Le magistrat coordonnateur du pôle antiterroriste comme les parties civiles souhaitent que les documents fournis par les différents ministères ne comportent plus aucune censure. Cette transparence pourrait aider à éclairer les circonstances de l’attaque qui a causé la mort de onze Français en 2002 au Pakistan.

Un juge d’instruction qui prend la plume pour s’adresser au président de la République, voilà qui n’est pas si fréquent. Le 25 août dernier, le juge David De Pas, coordonnateur du pôle antiterroriste, a écrit à Emmanuel Macron. Son but : obtenir la levée du secret-défense de la totalité des documents susceptibles d’éclairer les circonstances de l’attentat de Karachi, au Pakistan, qui a fait quatorze morts, dont onze Français employés de la Direction des constructions navales, le 8 mai 2002.

Vingt après ce drame, la justice peine à connaître la vérité. Et la réticence des différents ministères à jouer le jeu de la transparence ne l’aide guère. Selon le juge antiterroriste, obtenir ces informations apparaît « déterminant ».

Deux procédures distinctes

L’enquête sur cet attentat a donné lieu en France à deux procédures distinctes. D’abord, une instruction financière sur des soupçons de rétrocommissions versées en marge du contrat signé par la France pour livrer des sous-marins au Pakistan et qui auraient bénéficié à la campagne présidentielle d’Édouard Balladur en 1995. Plusieurs de ses anciens collaborateurs ont été lourdement condamnés en 2020 (ils ont fait appel) tandis que l’ancien Premier ministre a été relaxé par la Cour de justice de la République.

La seconde instruction, pilotée par un juge terroriste, porte sur l’attentat en lui-même. Si le premier magistrat saisi, Jean-Louis Bruguière, avait privilégié la piste Al-Qaïda, son successeur, Marc Trévidic, a émis l’hypothèse que l’attaque ait pu être une vengeance tardive consécutive à l’arrêt du versement des commissions décidé par Jacques Chirac lors de son élection en 1995.

Cette enquête terroriste a connu une avancée récente sur son volet homicides et blessures involontaires, c’est-à-dire sur les conditions de sécurité entourant les salariés. Le 27 juin dernier, deux anciens cadres de la DCN ont été mis en examen, soupçonnés d’avoir « sous-évalué » les risques et validé un protocole de sécurité « inadapté ». En revanche, sur le volet attentat en tant que tel, les investigations patinent.

Des documents caviardés « totalement inexploitables »

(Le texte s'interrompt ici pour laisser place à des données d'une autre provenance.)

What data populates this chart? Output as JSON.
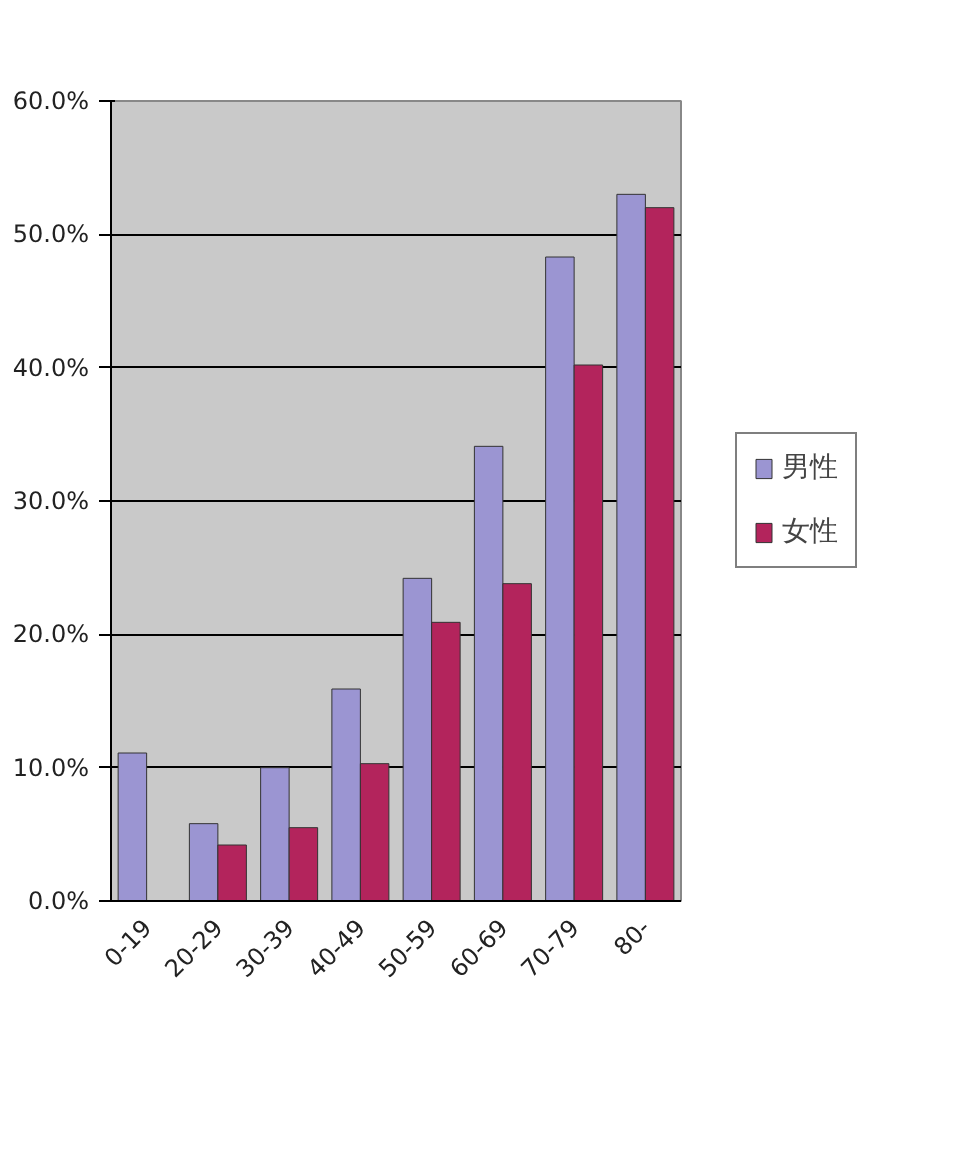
{
  "chart_data": {
    "type": "bar",
    "categories": [
      "0-19",
      "20-29",
      "30-39",
      "40-49",
      "50-59",
      "60-69",
      "70-79",
      "80-"
    ],
    "series": [
      {
        "name": "男性",
        "color": "#9b95d2",
        "values": [
          11.1,
          5.8,
          10.0,
          15.9,
          24.2,
          34.1,
          48.3,
          53.0
        ]
      },
      {
        "name": "女性",
        "color": "#b3245c",
        "values": [
          null,
          4.2,
          5.5,
          10.3,
          20.9,
          23.8,
          40.2,
          52.0
        ]
      }
    ],
    "ylim": [
      0,
      60
    ],
    "yticks": [
      {
        "value": 0,
        "label": "0.0%"
      },
      {
        "value": 10,
        "label": "10.0%"
      },
      {
        "value": 20,
        "label": "20.0%"
      },
      {
        "value": 30,
        "label": "30.0%"
      },
      {
        "value": 40,
        "label": "40.0%"
      },
      {
        "value": 50,
        "label": "50.0%"
      },
      {
        "value": 60,
        "label": "60.0%"
      }
    ],
    "grid": "y",
    "legend": "right"
  }
}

Afin d’éclairer son enquête, le juge Trévidic a demandé un certain nombre de pièces à Matignon et aux ministères de la Défense, des Affaires étrangères et de l’Intérieur. « De nombreux documents protégés au titre du secret de la Défense nationale ont été communiqués, mais généralement selon des modalités qui rendent totalement inexploitables les éléments transmis », déplore dans ce courrier, dont le Parisien - Aujourd’hui en France a pris connaissance, le juge David de Pas, qui a repris le dossier en 2015. En clair : les documents transmis étaient tellement caviardés qu’ils ont perdu toute pertinence.

« Les victimes se sont une nouvelle fois émues des conditions dans lesquelles les documents déclassifiés ont pu être transmis par le passé et m’ont demandé de m’adresser directement au président de la République afin d’obtenir des éléments plus complets », poursuit le magistrat qui a reçu les parties civiles le 22 avril dernier. C’est le sens de cette « requête en déclassification aux fins de communication d’informations ».

Dans son courrier au Président de la République, le juge De Pas fait référence à une demande d’acte formulée cet été par Me Olivier Morice, qui défend plusieurs parties civiles. « Malheureusement, force est de constater que depuis vingt ans les familles attendent désespérément que la vérité éclate et que l’omerta cesse enfin sur les circonstances exactes et les mobiles qui entourent cette tragédie », déplore l’avocat parisien dans cette demande où il invite précisément le juge d’instruction à solliciter le locataire de l’Élysée.

Dans un audit de sécurité, seulement 5 pages déclassifiées sur 137

Le juge antiterroriste dit partager les termes de cette requête « concernant les carences dans la transmission de divers documents ». Le magistrat insiste notamment auprès d’Emmanuel Macron sur l’audit de sécurité remis par la Direction générale de la gendarmerie nationale au ministère de la Défense au lendemain de l’attentat de Karachi : seules 5 de ses 137 pages ont été déclassifiées !

« Il est véritablement déterminant, à cette distance de l’événement, que la justice puisse enfin obtenir complète communication de tout élément de fond utile en lien avec cet attentat sanglant », conclut le juge De Pas.

« À ce stade, la présidence de la République n’a pas reçu de courrier correspondant à cette demande », indique l’Élysée. « La loi prévoit des procédures bien précises par lesquelles les juridictions peuvent formuler des demandes de déclassification soumises à l’avis de la commission du secret de la défense nationale », poursuit la Présidence. Cette instance n’a toutefois qu’un avis consultatif.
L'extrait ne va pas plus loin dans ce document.